Weiter nach Westen sah Hasard eine Kirchturmspitze über einen Hügel ragen. Die Nähe des Dorfes beunruhigte ihn, doch dann schüttelte er die Gedanken an die Gefahr ab. Sie hatten einen Auftrag zu erfüllen, und von Erfolg oder Mißerfolg hing das Wohl Englands ab, das der Rache der Spanier hilflos ausgeliefert war, wenn es dem Feind gelang, in Frankreich einen Verbündeten zu finden.
Sie wären fast mit dem Messer aufeinander losgegangen, als sie sich in der Dämmerung zwischen den hohen, geraden Stämmen der Kiefern begegnet waren. Erst im letzten Augenblick hatte ein Wort des anderen sie erkennen lassen, daß sie keine Feinde waren, sondern vernichtend geschlagene Freunde, die Glück im Unglück gehabt und den Untergang ihrer Schiffe überlebt hatten.
Pierre Servan und Jean Bauduc hatten mit zitternden Händen ein kleines Feuer entfacht, an dem sie klappernd hockten und versuchten, ihre völlig durchnäßte Kleidung zu trocknen.

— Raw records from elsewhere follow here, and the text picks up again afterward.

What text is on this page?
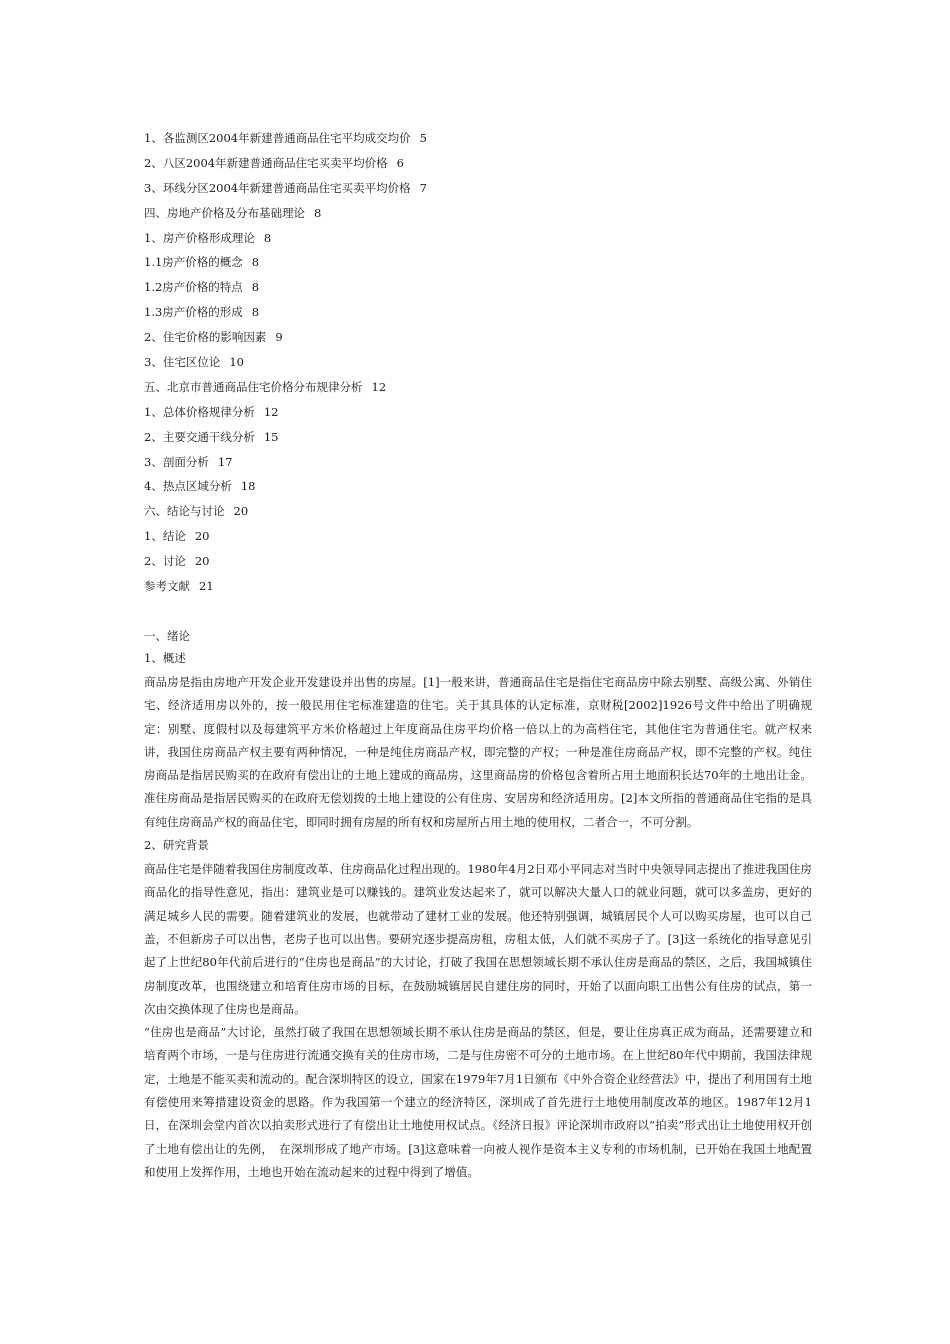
1、各监测区2004年新建普通商品住宅平均成交均价 5
2、八区2004年新建普通商品住宅买卖平均价格 6
3、环线分区2004年新建普通商品住宅买卖平均价格 7
四、房地产价格及分布基础理论 8
1、房产价格形成理论 8
1.1房产价格的概念 8
1.2房产价格的特点 8
1.3房产价格的形成 8
2、住宅价格的影响因素 9
3、住宅区位论 10
五、北京市普通商品住宅价格分布规律分析 12
1、总体价格规律分析 12
2、主要交通干线分析 15
3、剖面分析 17
4、热点区域分析 18
六、结论与讨论 20
1、结论 20
2、讨论 20
参考文献 21
一、绪论
1、概述

商品房是指由房地产开发企业开发建设并出售的房屋。[1]一般来讲，普通商品住宅是指住宅商品房中除去别墅、高级公寓、外销住宅、经济适用房以外的，按一般民用住宅标准建造的住宅。关于其具体的认定标准，京财税[2002]1926号文件中给出了明确规定：别墅、度假村以及每建筑平方米价格超过上年度商品住房平均价格一倍以上的为高档住宅，其他住宅为普通住宅。就产权来讲，我国住房商品产权主要有两种情况，一种是纯住房商品产权，即完整的产权；一种是准住房商品产权，即不完整的产权。纯住房商品是指居民购买的在政府有偿出让的土地上建成的商品房，这里商品房的价格包含着所占用土地面积长达70年的土地出让金。准住房商品是指居民购买的在政府无偿划拨的土地上建设的公有住房、安居房和经济适用房。[2]本文所指的普通商品住宅指的是具有纯住房商品产权的商品住宅，即同时拥有房屋的所有权和房屋所占用土地的使用权，二者合一，不可分割。

2、研究背景

商品住宅是伴随着我国住房制度改革、住房商品化过程出现的。1980年4月2日邓小平同志对当时中央领导同志提出了推进我国住房商品化的指导性意见，指出：建筑业是可以赚钱的。建筑业发达起来了，就可以解决大量人口的就业问题，就可以多盖房，更好的满足城乡人民的需要。随着建筑业的发展，也就带动了建材工业的发展。他还特别强调，城镇居民个人可以购买房屋，也可以自己盖，不但新房子可以出售，老房子也可以出售。要研究逐步提高房租，房租太低，人们就不买房子了。[3]这一系统化的指导意见引起了上世纪80年代前后进行的“住房也是商品”的大讨论，打破了我国在思想领域长期不承认住房是商品的禁区，之后，我国城镇住房制度改革，也围绕建立和培育住房市场的目标，在鼓励城镇居民自建住房的同时，开始了以面向职工出售公有住房的试点，第一次由交换体现了住房也是商品。

“住房也是商品”大讨论，虽然打破了我国在思想领域长期不承认住房是商品的禁区，但是，要让住房真正成为商品，还需要建立和培育两个市场，一是与住房进行流通交换有关的住房市场，二是与住房密不可分的土地市场。在上世纪80年代中期前，我国法律规定，土地是不能买卖和流动的。配合深圳特区的设立，国家在1979年7月1日颁布《中外合资企业经营法》中，提出了利用国有土地有偿使用来筹措建设资金的思路。作为我国第一个建立的经济特区，深圳成了首先进行土地使用制度改革的地区。1987年12月1日，在深圳会堂内首次以拍卖形式进行了有偿出让土地使用权试点。《经济日报》评论深圳市政府以“拍卖”形式出让土地使用权开创了土地有偿出让的先例，　在深圳形成了地产市场。[3]这意味着一向被人视作是资本主义专利的市场机制，已开始在我国土地配置和使用上发挥作用，土地也开始在流动起来的过程中得到了增值。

Pierre Servan, der Kapitän der von den verfluchten Engländern versenkten „Antoine“ hatte sein gestreiftes Hemd auf einen Stock gehängt und schwenkte es über dem Feuer. Sein schwarzer, mit breiter Krempe versehener Hut, den er wie durch ein Wunder am Strand gefunden hatte, nachdem er der kochenden See entgangen war, lag neben ihm am Boden, noch immer feucht. Aber er hatte seine Form zum Glück nicht verloren. Sein graues Haar hing ihm wirr in die Stirn, sein Schnauzbart sträubte sich, weil er immer wieder darüber gerieben hatte.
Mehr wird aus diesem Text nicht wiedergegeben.